Performance Tips

Performance Tips

Quick tips for reducing allocations and maximizing throughput

This page summarizes practical tips to reduce allocations and improve locality and throughput in SHTnsKit.jl, especially for distributed (MPI + PencilArrays) use.

  • Reuse plans: Construct SHTPlan (serial) and distributed plans (DistAnalysisPlan, DistSphtorPlan, DistQstPlan) once per size and reuse. Plans hold FFT plans and working buffers to avoid per-call allocations.

  • Grid defaults: Gauss grids use phi_scale=:dft (FFT scaling nlon). Regular/Driscoll-Healy grids use phi_scale=:quad (nlon/2π). You can override globally with ENV["SHTNSKIT_PHI_SCALE"]=dft|quad or per-config via phi_scale if you need a specific convention.

  • Low-allocation serial recipe: preallocate FFT scratch and outputs.

    cfg = create_gauss_config(32, 34; nlon=129)
    fft_scratch = scratch_fft(cfg)
    alm = zeros(ComplexF64, cfg.lmax+1, cfg.mmax+1)
    f   = randn(cfg.nlat, cfg.nlon)
    analysis!(cfg, alm, f; fft_scratch=fft_scratch)      # reuse alm + scratch
    f_out = scratch_spatial(cfg)
    synthesis!(cfg, f_out, alm; fft_scratch=fft_scratch) # reuse f_out + scratch
  • Low-allocation distributed recipe: reuse plans with in-plan scratch.

    aplan = DistAnalysisPlan(cfg, proto; use_rfft=true)
    vplan = DistSphtorPlan(cfg, proto; use_rfft=true, with_spatial_scratch=true)
    splan = DistPlan(cfg, proto; use_rfft=true)
    dist_analysis!(aplan, Alm, fθφ)          # no per-call FFT allocs
    dist_synthesis_sphtor!(vplan, Vt, Vp, S, T; real_output=true)
    dist_synthesis!(splan, fθφ, Alm; real_output=true)

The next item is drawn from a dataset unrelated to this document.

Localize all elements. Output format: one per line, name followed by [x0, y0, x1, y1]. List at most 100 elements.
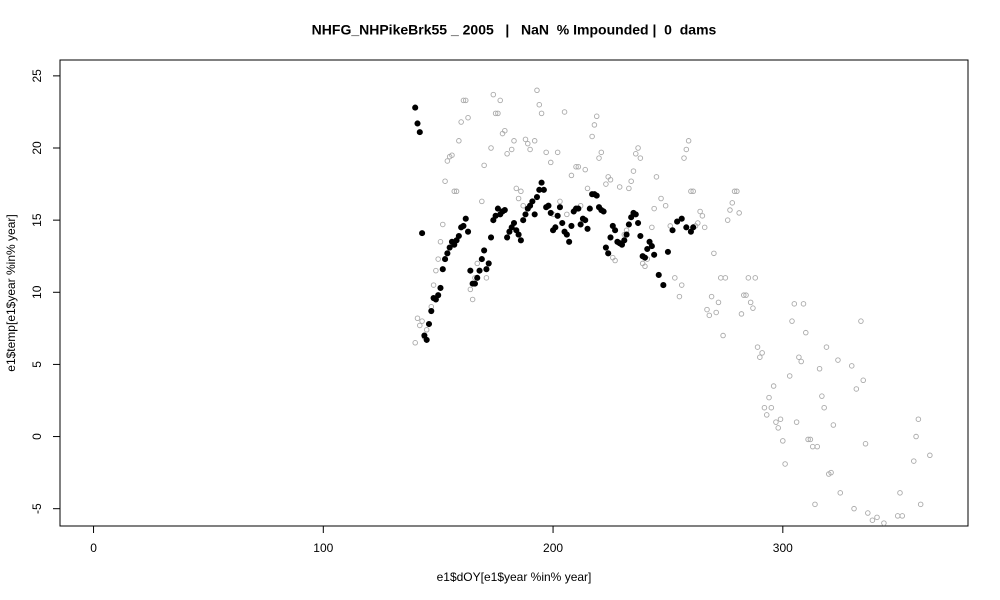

    use_rfft trims the spectral grid; with_spatial_scratch keeps a single complex (θ,φ) buffer inside the vector/QST plans so real outputs don’t allocate a fresh iFFT workspace each call.

  • userfft (distributed plans): When available in your PencilFFTs, set `userfft=true` in distributed plans to cut the (θ,k) spectral memory and accelerate real-output paths. The code falls back to complex FFTs when real transforms are not supported.

  • withspatialscratch (vector/QST): Enable with_spatial_scratch=true to keep a single complex (θ,φ) scratch in the plan. This removes per-call iFFT allocations for real outputs. Default remains off to minimize footprint.

  • Precomputed Legendre tables: On fixed grids, call enable_plm_tables!(cfg) to precompute plm_tables and dplm_tables. They provide identical results to on-the-fly recurrences and usually reduce CPU cost.

  • Threading inside rank: For large lmax, enable Julia threads and (optionally) FFTW threads. Use set_optimal_threads!() or tune with set_threading!() and set_fft_threads() to match your core layout.

  • LoopVectorization: If available, analysis_turbo/synthesis_turbo and related helpers can accelerate inner loops. Guard with using LoopVectorization.

  • Data locality by m: Keep Alm distributed by m throughout your pipeline to avoid dense gathers. The distributed plans in this package consume and produce m-sliced data to preserve cache locality.